Perhaps engagement is not only the product of fears and trauma but also of self-love? Implicit in so many of these cases was the belief that the engagers were morally, if not militarily, superior, and that by magnanimously reaching out, they could make their adversaries more like them. “I found him very straightforward and trustworthy,” Bush famously said of Putin. “I was able to get a sense of his soul.” Reenforcing that solipsism is the belief that all human beings are essentially alike and, if treated respectfully, will respond in a rational manner. “Iran is a complicated country just like we’re a complicated country,” Obama told columnist Thomas Friedman. “We learned a lot about each other and our countries,” Trump said after his June 2018 summit with North Korea’s Kim Jong-un. “We have developed a very special bond.” 

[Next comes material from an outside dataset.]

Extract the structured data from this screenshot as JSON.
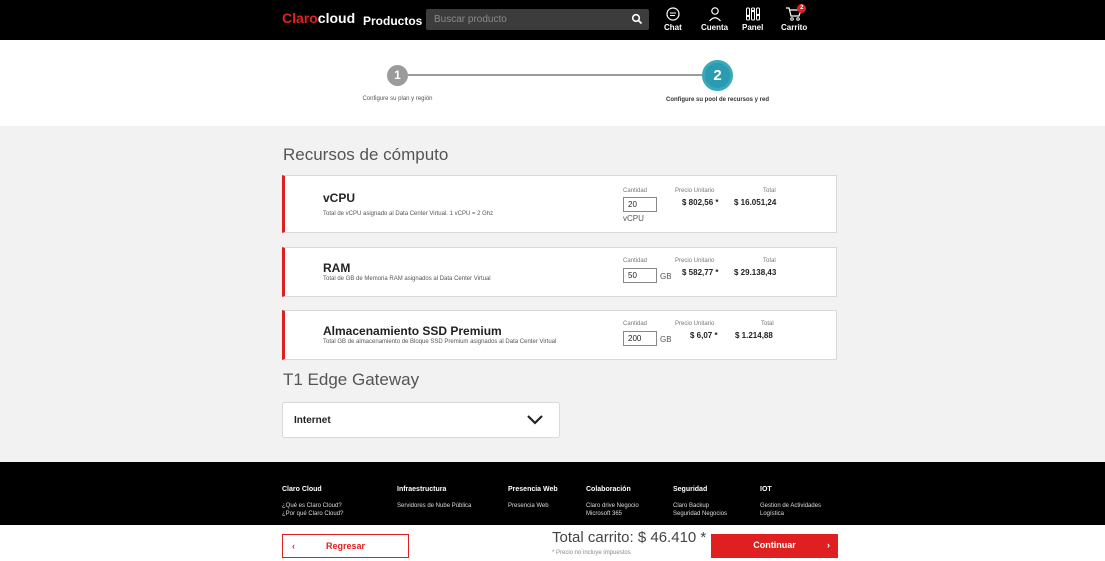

Offsetting the grim history of engagement is the inspiring example of leaders who determined to stand strong, from Churchill’s “we shall surrender” and Roosevelt’s “the American people in their righteous might will win through to absolute victory,” and Ronald Reagan’s “stay the course.” It’s Washington crossing the Delaware and Lincoln after the firing on Fort Sumter. As President John F. Kennedy’s handling of the Cuban Missile Crisis showed, the more credible the military threat the smaller the chance of having to act on it. 

Yet even this does not mean that armed conflict is the only means of resolving disputes and that nations must rush to use it. That is precisely what happened in Europe in August 1914 igniting in one of history’s bloodiest cataclysms. Diplomacy is always preferred, at least initially and if only to prove that force was, in the end, unavoidable. Prior to launching the 1967 Six-Day War, Israel secured vital American support by first exhausting all nonviolent alternatives. Six months of feverishly seeking to end Iraq’s invasion of Kuwait enabled President George H. W. Bush to field a million-soldier coalition against Saddam Hussein in 1991.

Force should always be the last resort, but neither should engagement be the only resort, a sacrosanct value upheld irrespective of its consequences. Its practitioners must always be wary of those who would view any offer of peace as a sign of impending surrender. Much like war, engagement is a tool that must be used wisely and sparingly, especially when it can only cause harm. 

Michael Oren, formerly Israel’s ambassador to the United States, a Member of Knesset and Deputy Minister in the Prime Minister’s Office, is the author, most recently, of The Night Archer and Other Stories.